No conozco a Emilio Garoz, pero me temo que está al borde de la depresión, la enfermedad más extendida entre los enseñantes. Muchas veces, tratando de comprender la situación de los profesores, los imagino abandonados en un territorio hostil del que todo el mundo ha desertado. Desautorizados por las familias, mal pagados por el Estado, despreciados u odiados por los estudiantes, se les pide que no molesten, que finjan que todo marcha bien, para no alterar las rutinas de los padres, de los subsecretarios o de los mismos alumnos, ocupados en cosas más serias que la de atender las demandas de esa panda de idiotas. ¿Pero qué se puede esperar, en fin, de alguien que ha decidido dedicar su vida a la docencia?

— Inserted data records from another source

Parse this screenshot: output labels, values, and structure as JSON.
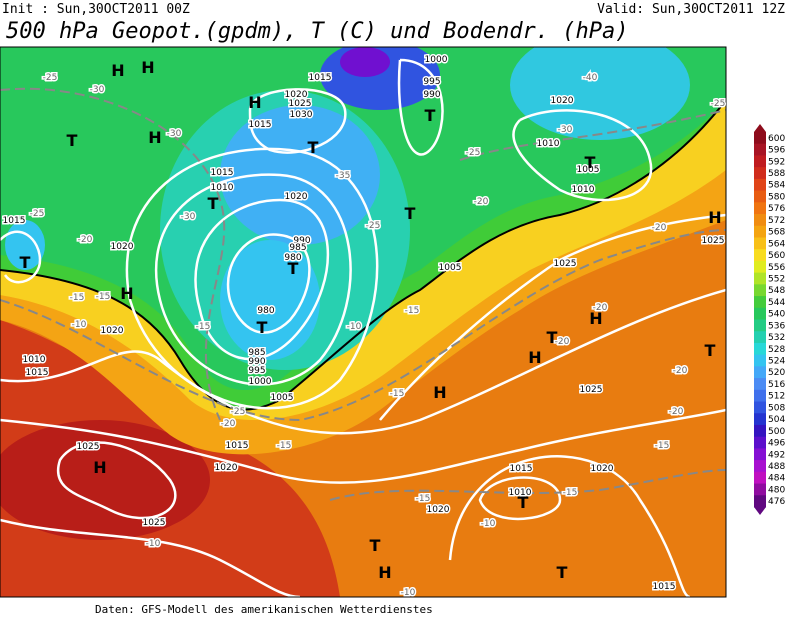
{
  "header": {
    "init": "Init : Sun,30OCT2011 00Z",
    "valid": "Valid: Sun,30OCT2011 12Z",
    "title": "500 hPa Geopot.(gpdm), T (C) und Bodendr. (hPa)"
  },
  "colorbar": {
    "ticks": [
      600,
      596,
      592,
      588,
      584,
      580,
      576,
      572,
      568,
      564,
      560,
      556,
      552,
      548,
      544,
      540,
      536,
      532,
      528,
      524,
      520,
      516,
      512,
      508,
      504,
      500,
      496,
      492,
      488,
      484,
      480,
      476
    ],
    "colors": [
      "#8e0c1c",
      "#a81424",
      "#c01c20",
      "#d02c1c",
      "#e04418",
      "#e85c12",
      "#f07410",
      "#f08c10",
      "#f4a410",
      "#f8c018",
      "#f8dc20",
      "#e0ec20",
      "#b0e428",
      "#78d830",
      "#44cc3c",
      "#28c85c",
      "#24cc84",
      "#24d0b0",
      "#28d8d8",
      "#34c4f0",
      "#44a8f8",
      "#4c8cf4",
      "#4070ec",
      "#3054e0",
      "#2434d0",
      "#3414c0",
      "#5c10cc",
      "#8410d4",
      "#a810d0",
      "#c010c0",
      "#900ca0",
      "#600880"
    ]
  },
  "map": {
    "pressure_centers": [
      "H",
      "H",
      "T",
      "H",
      "H",
      "T",
      "T",
      "T",
      "H",
      "T",
      "H",
      "T",
      "T",
      "T",
      "T",
      "H",
      "T",
      "H",
      "H",
      "H",
      "T",
      "T",
      "H",
      "T",
      "T"
    ],
    "isobars": [
      "1015",
      "1020",
      "1025",
      "1030",
      "1015",
      "1000",
      "995",
      "990",
      "1020",
      "1010",
      "1005",
      "1010",
      "1015",
      "1010",
      "1020",
      "990",
      "985",
      "980",
      "1015",
      "1020",
      "980",
      "985",
      "990",
      "995",
      "1000",
      "1005",
      "1010",
      "1015",
      "1020",
      "1025",
      "1005",
      "1025",
      "1015",
      "1020",
      "1025",
      "1025",
      "1020",
      "1015",
      "1010",
      "1020",
      "1015",
      "1025"
    ],
    "temperatures": [
      "-25",
      "-30",
      "-30",
      "-40",
      "-25",
      "-30",
      "-25",
      "-20",
      "-25",
      "-35",
      "-30",
      "-25",
      "-20",
      "-15",
      "-15",
      "-10",
      "-15",
      "-25",
      "-20",
      "-15",
      "-15",
      "-10",
      "-20",
      "-20",
      "-20",
      "-20",
      "-20",
      "-15",
      "-15",
      "-15",
      "-10",
      "-10",
      "-10",
      "-15"
    ]
  },
  "footer": "Daten: GFS-Modell des amerikanischen Wetterdienstes"
}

Si algún joven expresara en casa el deseo de ser maestro, los padres correrían con él al psicólogo para ver qué rayos le ocurría a ese chico en la cabeza. Quiere decirse que hemos delegado la tarea de construir el porvenir en unos profesionales que sólo merecen nuestro desprecio. Realmente estamos locos de atar. La carta de Garoz era el grito desesperado de quien ha perdido ya toda esperanza. El problema es que con sus esperanzas se va al cuerno el futuro.